SCOTT@test> set numw 20
SCOTT@test> select to_number(substr(full_hash_value,-16),'xxxxxxxxxxxxxxxxxxxx') sql_id10, full_hash_value
from GV$DB_OBJECT_CACHE where name='select 1 from dual' and rownum SQL_ID10 FULL_HASH_VALUE
-------------------- --------------------------------
5837354432125245128 7d4dc9b423f0bcfb510272edaae096c8
--10进制如何转32进制,sql语句不好写。写一个递归看看(11G才支持这种功能)。
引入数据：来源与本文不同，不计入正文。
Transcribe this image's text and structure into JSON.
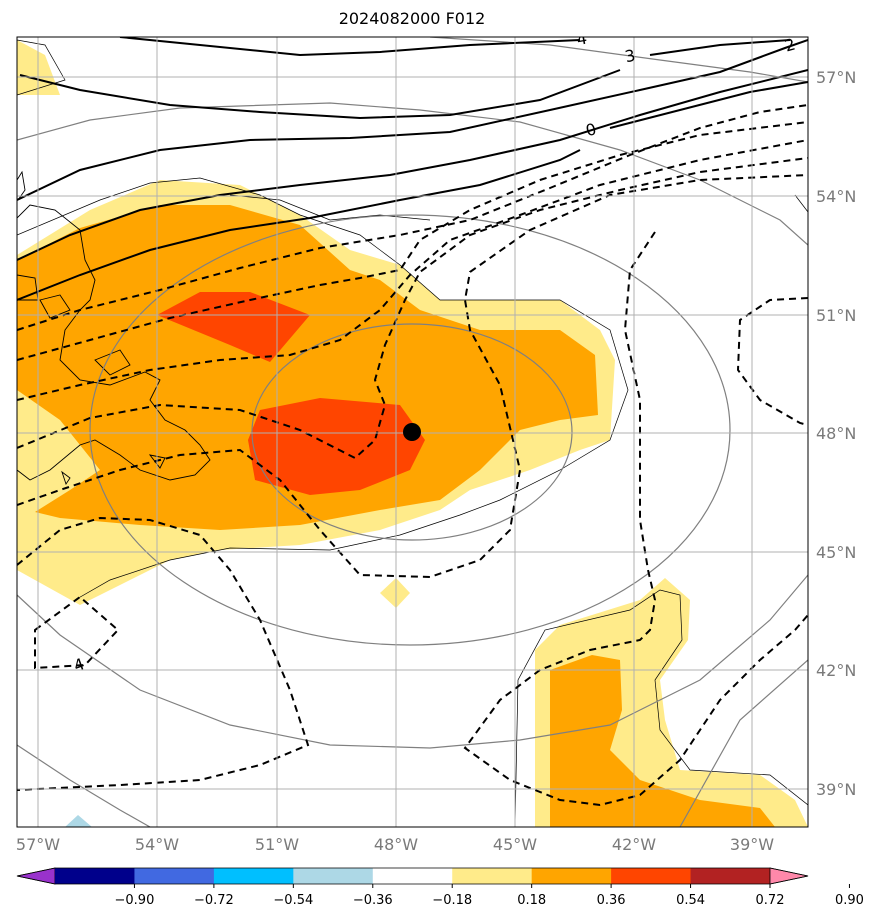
{
  "title": "2024082000 F012",
  "map": {
    "lat_labels": [
      "57°N",
      "54°N",
      "51°N",
      "48°N",
      "45°N",
      "42°N",
      "39°N"
    ],
    "lon_labels": [
      "57°W",
      "54°W",
      "51°W",
      "48°W",
      "45°W",
      "42°W",
      "39°W"
    ],
    "contour_labels": [
      "4",
      "3",
      "2",
      "0",
      "4"
    ],
    "center_marker": "low-center-dot"
  },
  "colorbar": {
    "ticks": [
      "−0.90",
      "−0.72",
      "−0.54",
      "−0.36",
      "−0.18",
      "0.18",
      "0.36",
      "0.54",
      "0.72",
      "0.90"
    ],
    "colors": [
      "#9932cc",
      "#00008b",
      "#4169e1",
      "#00bfff",
      "#add8e6",
      "#ffffff",
      "#ffeb8a",
      "#ffa500",
      "#ff4500",
      "#b22222",
      "#ff88aa"
    ]
  },
  "colors": {
    "fill_low": "#ffeb8a",
    "fill_mid": "#ffa500",
    "fill_high": "#ff4500",
    "light_blue": "#add8e6",
    "gridline": "#b0b0b0",
    "gray_contour": "#808080"
  }
}
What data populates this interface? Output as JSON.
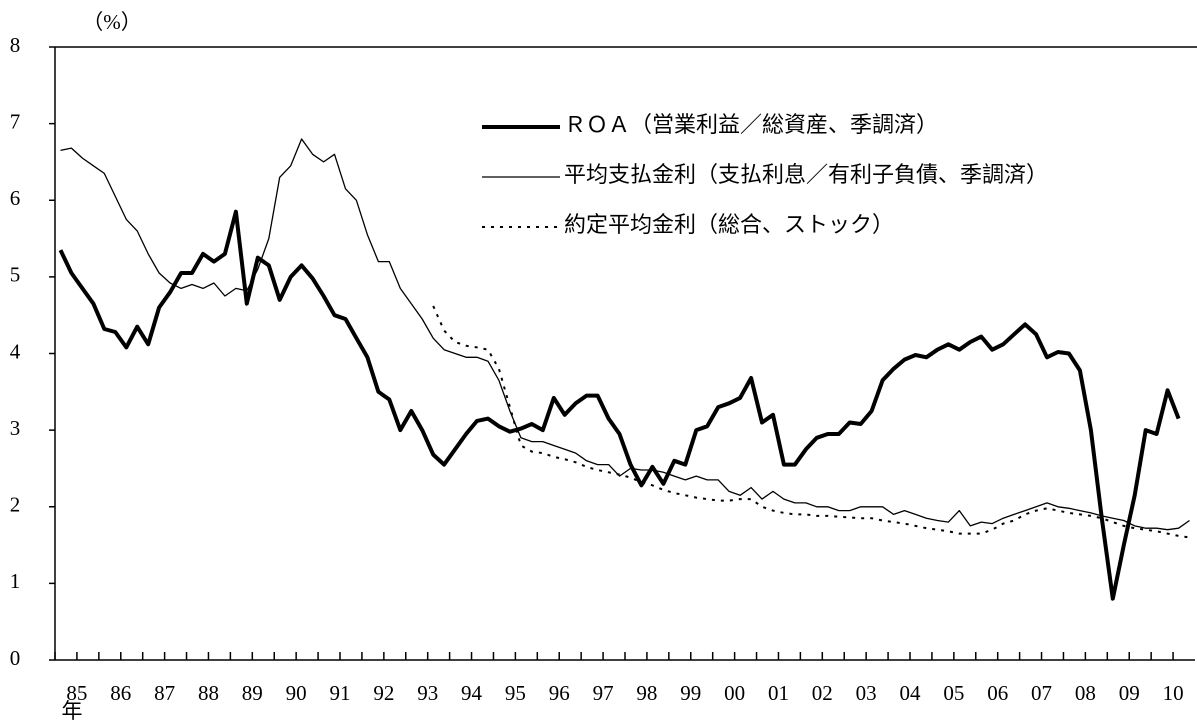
{
  "chart_data": {
    "type": "line",
    "y_unit": "（%）",
    "x_unit": "年",
    "categories": [
      null,
      "85",
      null,
      null,
      null,
      "86",
      null,
      null,
      null,
      "87",
      null,
      null,
      null,
      "88",
      null,
      null,
      null,
      "89",
      null,
      null,
      null,
      "90",
      null,
      null,
      null,
      "91",
      null,
      null,
      null,
      "92",
      null,
      null,
      null,
      "93",
      null,
      null,
      null,
      "94",
      null,
      null,
      null,
      "95",
      null,
      null,
      null,
      "96",
      null,
      null,
      null,
      "97",
      null,
      null,
      null,
      "98",
      null,
      null,
      null,
      "99",
      null,
      null,
      null,
      "00",
      null,
      null,
      null,
      "01",
      null,
      null,
      null,
      "02",
      null,
      null,
      null,
      "03",
      null,
      null,
      null,
      "04",
      null,
      null,
      null,
      "05",
      null,
      null,
      null,
      "06",
      null,
      null,
      null,
      "07",
      null,
      null,
      null,
      "08",
      null,
      null,
      null,
      "09",
      null,
      null,
      null,
      "10",
      null,
      null
    ],
    "series": [
      {
        "name": "ＲＯＡ（営業利益／総資産、季調済）",
        "color": "#000000",
        "style": "thick",
        "values": [
          5.35,
          5.05,
          4.85,
          4.65,
          4.32,
          4.28,
          4.08,
          4.35,
          4.12,
          4.6,
          4.8,
          5.05,
          5.05,
          5.3,
          5.2,
          5.3,
          5.85,
          4.65,
          5.25,
          5.15,
          4.7,
          5.0,
          5.15,
          4.98,
          4.75,
          4.5,
          4.45,
          4.2,
          3.95,
          3.5,
          3.4,
          3.0,
          3.25,
          3.0,
          2.68,
          2.55,
          2.75,
          2.95,
          3.12,
          3.15,
          3.05,
          2.98,
          3.02,
          3.08,
          3.0,
          3.42,
          3.2,
          3.35,
          3.45,
          3.45,
          3.15,
          2.95,
          2.55,
          2.28,
          2.52,
          2.3,
          2.6,
          2.55,
          3.0,
          3.05,
          3.3,
          3.35,
          3.42,
          3.68,
          3.1,
          3.2,
          2.55,
          2.55,
          2.75,
          2.9,
          2.95,
          2.95,
          3.1,
          3.08,
          3.25,
          3.65,
          3.8,
          3.92,
          3.98,
          3.95,
          4.05,
          4.12,
          4.05,
          4.15,
          4.22,
          4.05,
          4.12,
          4.25,
          4.38,
          4.25,
          3.95,
          4.02,
          4.0,
          3.78,
          3.0,
          1.85,
          0.8,
          1.5,
          2.15,
          3.0,
          2.95,
          3.52,
          3.15,
          null
        ]
      },
      {
        "name": "平均支払金利（支払利息／有利子負債、季調済）",
        "color": "#000000",
        "style": "thin",
        "values": [
          6.65,
          6.68,
          6.55,
          6.45,
          6.35,
          6.05,
          5.75,
          5.6,
          5.3,
          5.05,
          4.92,
          4.85,
          4.9,
          4.85,
          4.92,
          4.75,
          4.85,
          4.82,
          5.1,
          5.5,
          6.3,
          6.45,
          6.8,
          6.6,
          6.5,
          6.6,
          6.15,
          6.0,
          5.55,
          5.2,
          5.2,
          4.85,
          4.65,
          4.45,
          4.2,
          4.05,
          4.0,
          3.95,
          3.95,
          3.9,
          3.65,
          3.25,
          2.9,
          2.85,
          2.85,
          2.8,
          2.75,
          2.7,
          2.6,
          2.55,
          2.55,
          2.4,
          2.5,
          2.48,
          2.48,
          2.45,
          2.4,
          2.35,
          2.4,
          2.35,
          2.35,
          2.2,
          2.15,
          2.25,
          2.1,
          2.2,
          2.1,
          2.05,
          2.05,
          2.0,
          2.0,
          1.95,
          1.95,
          2.0,
          2.0,
          2.0,
          1.9,
          1.95,
          1.9,
          1.85,
          1.82,
          1.8,
          1.95,
          1.75,
          1.8,
          1.78,
          1.85,
          1.9,
          1.95,
          2.0,
          2.05,
          2.0,
          1.98,
          1.95,
          1.92,
          1.88,
          1.85,
          1.82,
          1.75,
          1.72,
          1.72,
          1.7,
          1.72,
          1.82
        ]
      },
      {
        "name": "約定平均金利（総合、ストック）",
        "color": "#000000",
        "style": "dotted",
        "values": [
          null,
          null,
          null,
          null,
          null,
          null,
          null,
          null,
          null,
          null,
          null,
          null,
          null,
          null,
          null,
          null,
          null,
          null,
          null,
          null,
          null,
          null,
          null,
          null,
          null,
          null,
          null,
          null,
          null,
          null,
          null,
          null,
          null,
          null,
          4.62,
          4.3,
          4.15,
          4.1,
          4.08,
          4.05,
          3.8,
          3.3,
          2.8,
          2.72,
          2.7,
          2.65,
          2.62,
          2.58,
          2.52,
          2.48,
          2.45,
          2.42,
          2.38,
          2.32,
          2.28,
          2.22,
          2.18,
          2.15,
          2.12,
          2.1,
          2.08,
          2.08,
          2.1,
          2.1,
          2.0,
          1.95,
          1.92,
          1.9,
          1.9,
          1.88,
          1.88,
          1.87,
          1.86,
          1.85,
          1.85,
          1.82,
          1.8,
          1.78,
          1.75,
          1.72,
          1.7,
          1.68,
          1.65,
          1.65,
          1.65,
          1.7,
          1.78,
          1.82,
          1.9,
          1.95,
          1.98,
          1.95,
          1.92,
          1.9,
          1.88,
          1.85,
          1.8,
          1.75,
          1.72,
          1.7,
          1.68,
          1.65,
          1.62,
          1.6
        ]
      }
    ],
    "ylim": [
      0,
      8
    ],
    "yticks": [
      0,
      1,
      2,
      3,
      4,
      5,
      6,
      7,
      8
    ],
    "legend": "upper right"
  }
}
SELECT SUBSTR ('0123456789abcdfghjkmnpqrstuvwxyz', a + 1, 1) c,rownum
FROM (WITH data (a, b)
AS (SELECT MOD (&1, 32) a, TRUNC (&1 / 32) b FROM DUAL
UNION ALL
SELECT MOD (b, 32) a, TRUNC (b / 32) b
FROM data
WHERE b 0)
SELECT a
FROM data);
Enter value for 1: 5837354432125245128
Enter value for 1: 5837354432125245128
old 3: AS (SELECT MOD (&1, 32) a, TRUNC (&1 / 32) b FROM DUAL
new 3: AS (SELECT MOD (5837354432125245128, 32) a, TRUNC (5837354432125245128 / 32) b FROM DUAL
C ROWNUM
-- ----------
8 1
q 2
5 3
1 4
f 5
p 6
q 7
x 8
k 9
m 10
0 11
2 12
5 13
13 rows selected.
--从下往上看,与sql_id=520mkxqpf15q8正好对上。完善一下,使用wmsys.wm_concat(注:使用它不是很好,只要我太懒)
--[141204]11G关于使用wmsys.wm_concat的问题 http://blog.itpub.net/267265/viewspace-1356256/
select replace(wmsys.wm_concat(c),',') from (
select c from (
SELECT SUBSTR ('0123456789abcdfghjkmnpqrstuvwxyz', a + 1, 1) c,rownum rn
FROM (WITH data (a, b)
AS (SELECT MOD (&1, 32) a, TRUNC (&1 / 32) b FROM DUAL
UNION ALL
SELECT MOD (b, 32) a, TRUNC (b / 32) b
FROM data
WHERE b !=0
)
SELECT a
FROM data)) order by rn desc);
REPLACE(WMSYS.WM_CONCAT(C),',')
--------------------------------
520mkxqpf15q8
--正好对上。为什么sql_id使用32进制,不使用16进制,这个我就不知道了。